The anti-pollution law, which provides for the obligation to accept reusable containers, is very little applied, reveals an investigation by the association No Plastic in My Sea.
In office districts, the lunch break is now becoming a paper bag reported at the workplace. A bag filled with plastic trays, aluminum, cardboard, cans, small bottles, cutlery, towels … which will end up irreparably at the trash sitting the meal engulfed. This is one of the consequences of the CIVID-19 epidemic that survived the confines: the boom of the takeaway restoration and its corollary, the explosion of the packaging waste. A trend that anti-anti-anti-anti-anti-pumping law is trying to jug. But without success so far, according to a survey of the association No Plastic in My Sea, published Wednesday 17 November.
The number of points of sale to take away from rapid restoration increased by 11% compared to 2019 (pre-Covid Stallion Year) to 48,800 in France, according to the annual study published in October by CHD Expert, Reference Analysis Cabinet in the Restoration Sector. On the other hand, table catering (restaurants, breweries, cafes) falls of 19%, with 93,100 units. And 60% of restaurateurs now offer take away from 44% before the health crisis.
However, according to the estimates of the ecological transition agency (ADEME), the take-away restoration generates each year in France more than 220 000 tonnes of packaging, including a majority of single-use plastic. At the planet level, waste related to takeaway restoration are the first source of plastic pollution of aquatic environments. Bags, bottles, containers, cutlery, caps, lids, cups … According to an international meta-analysis published in June in the Nature Sustainability scientific journal, they account for 50% to 88% of marine waste. In 2018, a study of the European Commission already showed that the most found waste on the European beaches came from the takeaway restoration.
A little applied law
Promulgated in February 2020, just before the start of the pandemic, the anti-gap law for a circular economy aims to limit the production of waste and in particular to “exit disposable plastic”. It thus provides for the end of the marketing of single-use plastic packaging by 2040. Plastic straws and expanded polystyrene boxes (used in particular for kebabs) are prohibited since 1 ER January.

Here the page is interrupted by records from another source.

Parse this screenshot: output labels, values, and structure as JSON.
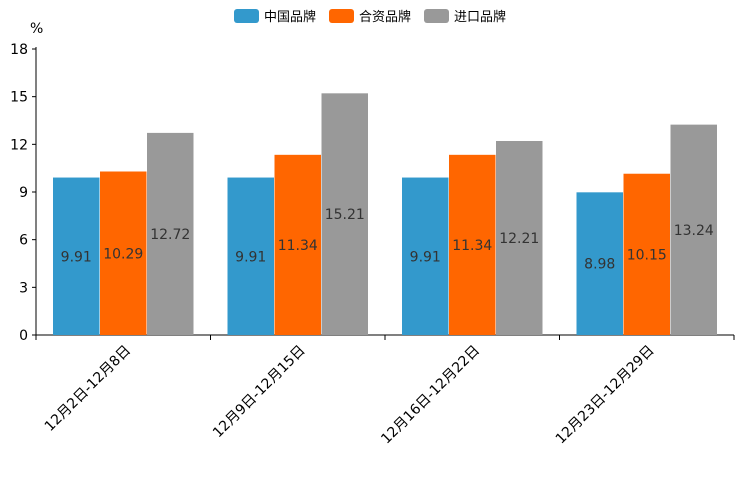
{
  "chart_data": {
    "type": "bar",
    "title": "",
    "ylabel": "%",
    "xlabel": "",
    "ylim": [
      0,
      18
    ],
    "yticks": [
      0,
      3,
      6,
      9,
      12,
      15,
      18
    ],
    "categories": [
      "12月2日-12月8日",
      "12月9日-12月15日",
      "12月16日-12月22日",
      "12月23日-12月29日"
    ],
    "series": [
      {
        "name": "中国品牌",
        "color": "#3399cc",
        "values": [
          9.91,
          9.91,
          9.91,
          8.98
        ]
      },
      {
        "name": "合资品牌",
        "color": "#ff6600",
        "values": [
          10.29,
          11.34,
          11.34,
          10.15
        ]
      },
      {
        "name": "进口品牌",
        "color": "#999999",
        "values": [
          12.72,
          15.21,
          12.21,
          13.24
        ]
      }
    ],
    "legend_position": "top-center",
    "grid": false
  }
}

Several articles concern the catering to take away and must encourage the consumer to avoid single-use packaging, to privilege reusable containers. Since July, restaurateurs are thus for the obligation to serve customers who come with their own containers for food. An obligation since January for drinks and is accompanied by a reduced rate and even free water.
You have 52.33% of this article to read. The rest is reserved for subscribers.